If you missed it, Cloudera gave a webinar about NiFi’s monitoring capability, and you can watch the replay on demand.
NiFi’s user experience
- Run Once: you can now right-click on a processor and click “Run Once” instead of starting the processors and stopping it right away when building flows during the development phase.
- Empty all queues: you can now empty all queues of a process group in one click. This capability will recursively remove all the flow files contained in the relationships assuming you have the permissions to do so.

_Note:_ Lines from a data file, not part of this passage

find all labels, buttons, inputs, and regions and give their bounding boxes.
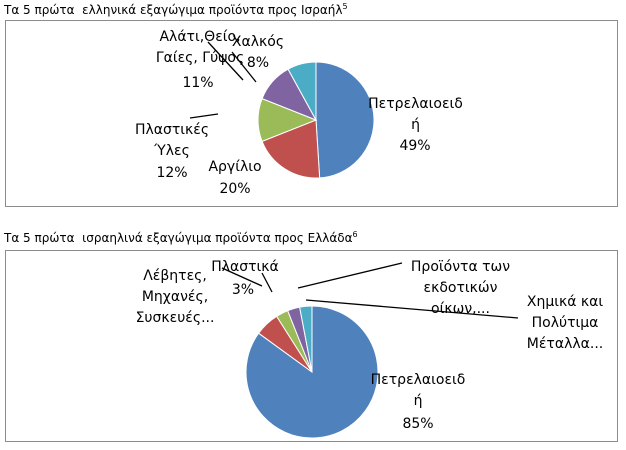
pie-slice — [315, 61, 375, 179]
leader-line — [297, 262, 403, 289]
chart-title-wrap: Τα 5 πρώτα ισραηλινά εξαγώγιμα προϊόντα … — [4, 230, 358, 245]
slice-label: Πετρελαιοειδή — [368, 96, 463, 133]
value-label: 12% — [156, 165, 188, 181]
chart-title: Τα 5 πρώτα ελληνικά εξαγώγιμα προϊόντα π… — [4, 3, 343, 17]
leader-line — [189, 113, 219, 119]
pie-slice — [299, 305, 313, 373]
chart-title-wrap: Τα 5 πρώτα ελληνικά εξαγώγιμα προϊόντα π… — [4, 2, 348, 17]
leader-line — [207, 41, 244, 81]
leader-line — [221, 267, 263, 287]
value-label: 3% — [231, 282, 255, 298]
slice-label: Πλαστικές Ύλες — [134, 122, 210, 159]
leader-line — [305, 299, 519, 319]
value-label: 11% — [182, 75, 214, 91]
footnote-mark: 5 — [342, 2, 348, 11]
slice-label: Χημικά και Πολύτιμα Μέταλλα... — [526, 294, 604, 352]
slice-label: Πετρελαιοειδή — [370, 372, 466, 409]
footnote-mark: 6 — [352, 230, 358, 239]
pie-slice — [287, 61, 317, 121]
chart-frame — [5, 20, 618, 207]
chart-frame — [5, 250, 618, 442]
slice-label: Χαλκός — [231, 34, 285, 50]
slice-label: Αργίλιο — [208, 159, 262, 175]
chart-title: Τα 5 πρώτα ισραηλινά εξαγώγιμα προϊόντα … — [4, 231, 353, 245]
value-label: 49% — [399, 138, 431, 154]
slice-label: Αλάτι,Θείο, Γαίες, Γύψος — [155, 29, 245, 66]
slice-label: Πλαστικά — [211, 259, 279, 275]
slice-label: Λέβητες, Μηχανές, Συσκευές... — [135, 268, 215, 326]
pie-slice — [261, 119, 321, 179]
value-label: 8% — [246, 55, 270, 71]
value-label: 85% — [402, 416, 434, 432]
value-label: 20% — [219, 181, 251, 197]
leader-line — [261, 272, 273, 293]
leader-line — [231, 51, 257, 83]
slice-label: Προϊόντα των εκδοτικών οίκων,... — [410, 259, 511, 317]
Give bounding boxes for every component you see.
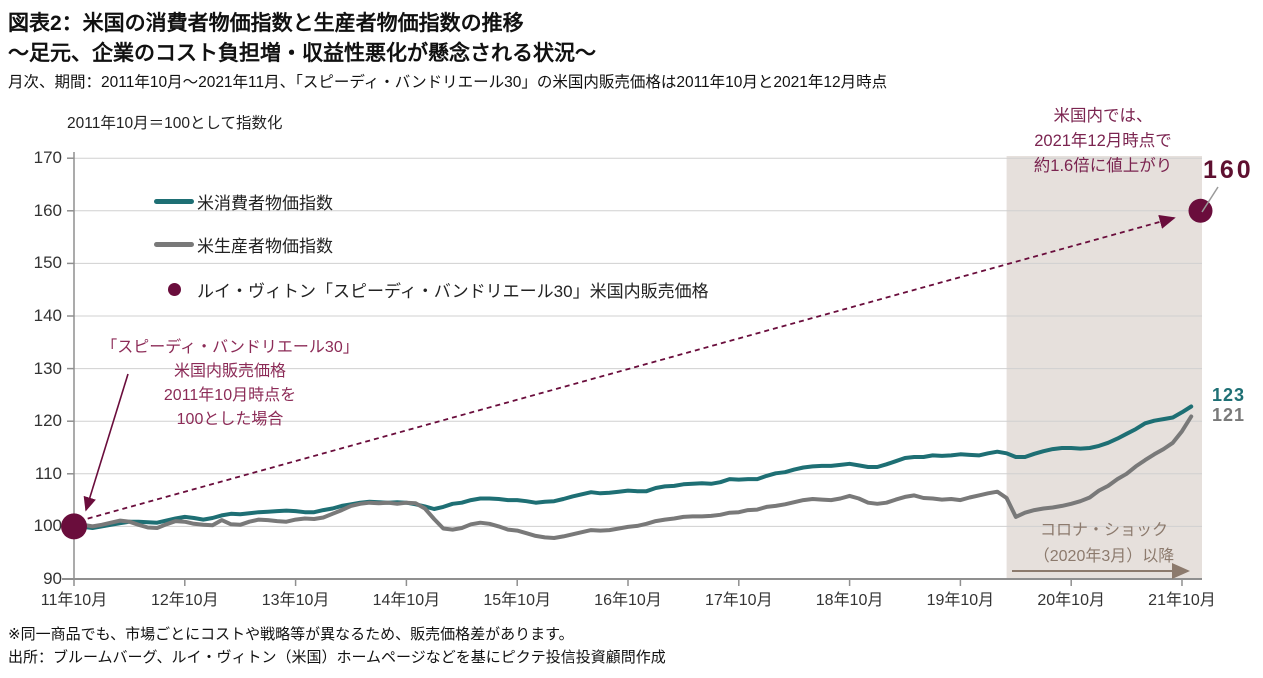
y-tick-label: 150 xyxy=(33,253,62,273)
x-tick-label: 19年10月 xyxy=(926,592,995,609)
legend-label-ppi: 米生産者物価指数 xyxy=(197,236,333,256)
y-axis-note: 2011年10月＝100として指数化 xyxy=(67,115,283,132)
annotation-lv-start-line3: 2011年10月時点を xyxy=(163,387,297,404)
annotation-lv-end-line2: 2021年12月時点で xyxy=(1034,132,1172,150)
annotation-lv-start-line4: 100とした場合 xyxy=(176,411,284,428)
x-tick-label: 14年10月 xyxy=(372,592,441,609)
annotation-lv-start-line1: 「スピーディ・バンドリエール30」 xyxy=(101,339,359,356)
legend-item-cpi: 米消費者物価指数 xyxy=(154,190,333,213)
corona-shock-label-line2: （2020年3月）以降 xyxy=(1033,548,1175,565)
figure-title-line1: 図表2：米国の消費者物価指数と生産者物価指数の推移 xyxy=(8,12,524,35)
legend-label-lv: ルイ・ヴィトン「スピーディ・バンドリエール30」米国内販売価格 xyxy=(197,281,709,301)
x-tick-label: 18年10月 xyxy=(815,592,884,609)
y-tick-label: 90 xyxy=(43,569,62,588)
cpi-end-value-label: 123 xyxy=(1212,385,1246,405)
footnote-source: 出所：ブルームバーグ、ルイ・ヴィトン（米国）ホームページなどを基にピクテ投信投資… xyxy=(8,649,666,666)
legend-item-lv: ルイ・ヴィトン「スピーディ・バンドリエール30」米国内販売価格 xyxy=(154,278,709,301)
y-tick-label: 120 xyxy=(33,411,62,431)
lv-end-value-label: 160 xyxy=(1203,156,1254,184)
x-tick-label: 20年10月 xyxy=(1037,592,1105,609)
y-tick-label: 130 xyxy=(33,358,62,378)
annotation-lv-end-line3: 約1.6倍に値上がり xyxy=(1033,157,1173,175)
figure-subtitle: 月次、期間：2011年10月～2021年11月、「スピーディ・バンドリエール30… xyxy=(8,74,888,91)
lv-dot-swatch xyxy=(167,282,181,296)
y-tick-label: 100 xyxy=(33,516,62,536)
x-tick-label: 11年10月 xyxy=(40,592,108,609)
ppi-end-value-label: 121 xyxy=(1212,405,1246,425)
corona-shock-label: コロナ・ショック （2020年3月）以降 xyxy=(1014,518,1194,570)
y-tick-label: 140 xyxy=(33,306,62,325)
cpi-line-swatch xyxy=(154,198,194,204)
lv-dot-swatch-wrap xyxy=(154,282,194,296)
figure-title-line2: ～足元、企業のコスト負担増・収益性悪化が懸念される状況～ xyxy=(8,42,596,65)
x-tick-label: 21年10月 xyxy=(1148,592,1216,609)
x-tick-label: 16年10月 xyxy=(594,592,662,609)
footnote-disclaimer: ※同一商品でも、市場ごとにコストや戦略等が異なるため、販売価格差があります。 xyxy=(8,626,574,643)
annotation-lv-start-line2: 米国内販売価格 xyxy=(173,363,286,380)
x-tick-label: 12年10月 xyxy=(150,592,219,609)
y-tick-label: 110 xyxy=(34,463,62,483)
x-tick-label: 13年10月 xyxy=(261,592,330,609)
y-tick-label: 170 xyxy=(33,148,62,168)
legend-item-ppi: 米生産者物価指数 xyxy=(154,233,333,256)
ppi-line-swatch xyxy=(154,241,194,247)
y-tick-label: 160 xyxy=(33,200,62,220)
annotation-lv-end-line1: 米国内では、 xyxy=(1053,107,1153,125)
x-tick-label: 17年10月 xyxy=(704,592,773,609)
corona-shock-label-line1: コロナ・ショック xyxy=(1039,522,1168,539)
annotation-lv-end: 米国内では、 2021年12月時点で 約1.6倍に値上がり xyxy=(1003,104,1203,179)
x-tick-label: 15年10月 xyxy=(483,592,551,609)
annotation-lv-start: 「スピーディ・バンドリエール30」 米国内販売価格 2011年10月時点を 10… xyxy=(95,336,365,432)
legend-label-cpi: 米消費者物価指数 xyxy=(197,193,333,213)
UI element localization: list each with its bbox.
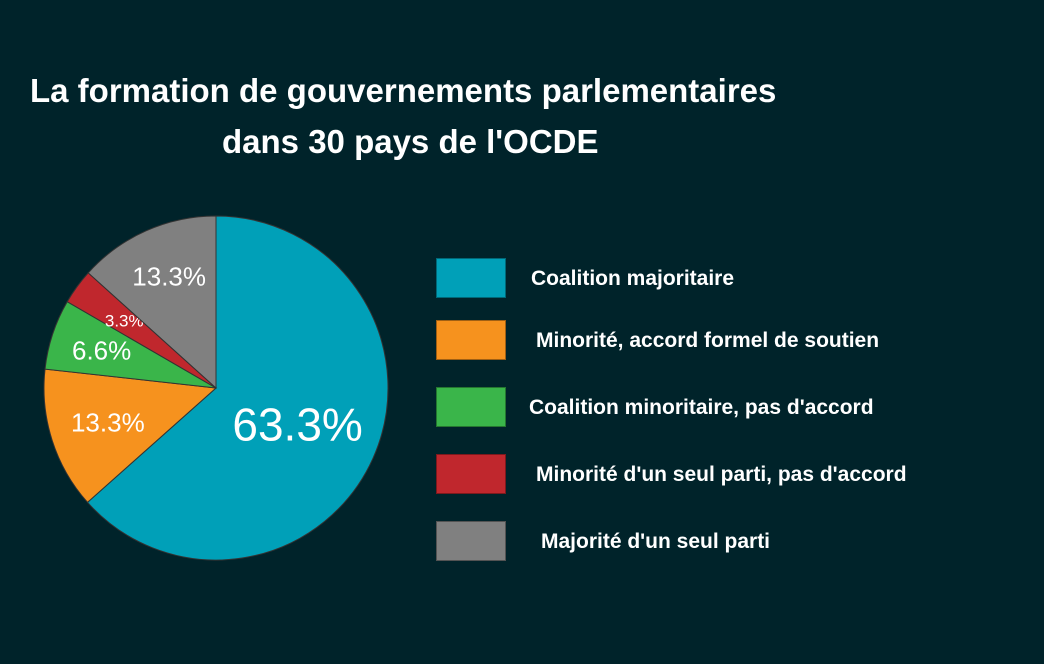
slice-label-majorite-seul-parti: 13.3%	[132, 262, 206, 292]
legend-label-coalition-majoritaire: Coalition majoritaire	[531, 267, 735, 290]
legend-label-majorite-seul-parti: Majorité d'un seul parti	[541, 530, 771, 553]
legend-swatch-coalition-minoritaire	[436, 387, 506, 427]
slice-label-coalition-majoritaire: 63.3%	[232, 399, 362, 451]
chart-title-line-1: La formation de gouvernements parlementa…	[30, 72, 777, 109]
legend-swatch-coalition-majoritaire	[436, 258, 506, 298]
slice-label-minorite-seul-parti: 3.3%	[105, 312, 144, 331]
legend-swatch-minorite-accord-formel	[436, 320, 506, 360]
legend-label-minorite-accord-formel: Minorité, accord formel de soutien	[536, 329, 880, 352]
slice-label-coalition-minoritaire: 6.6%	[72, 335, 131, 365]
chart-title-line-2: dans 30 pays de l'OCDE	[222, 123, 599, 160]
legend-swatch-majorite-seul-parti	[436, 521, 506, 561]
legend-label-coalition-minoritaire: Coalition minoritaire, pas d'accord	[529, 396, 874, 419]
slice-coalition-majoritaire	[86, 215, 389, 561]
slice-minorite-accord-formel	[43, 368, 218, 504]
legend-label-minorite-seul-parti: Minorité d'un seul parti, pas d'accord	[536, 463, 907, 486]
slice-label-minorite-accord-formel: 13.3%	[71, 407, 145, 437]
legend-swatch-minorite-seul-parti	[436, 454, 506, 494]
slice-majorite-seul-parti	[87, 215, 217, 390]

- Import flow definition: by dragging and dropping a process group on the canvas, you can now easily import a flow definition that you exported in another environment. You start by right-clicking on the process group and selecting “Download flow definition” – that’s how you can import your flows in the DataFlow service and run NiFi on Kubernetes!
NiFi’s components
We’re adding no less than 40 new components (processors, controller services, and reporting tasks) in NiFi since the previous CFM 2.0.4 release. Cloudera commits to provide you with the best options to move data from any system to any other system. Among these 40 new components, you may be interested in the processors to interact with Microsoft Azure Data Lake Storage or the new ScriptedTransformRecord processor allowing you to define very business-specific transformations when processing your data in NiFi. We’re also adding a distributed cache based on Hazelcast to have a truly distributed cache embedded into NiFi.
You can have a look at the release notes for more details. We hope you’ll enjoy these new releases, and you can get NiFi clusters up and running in Amazon Web Services, Microsoft Azure, and Google Cloud in no time! Give it a try!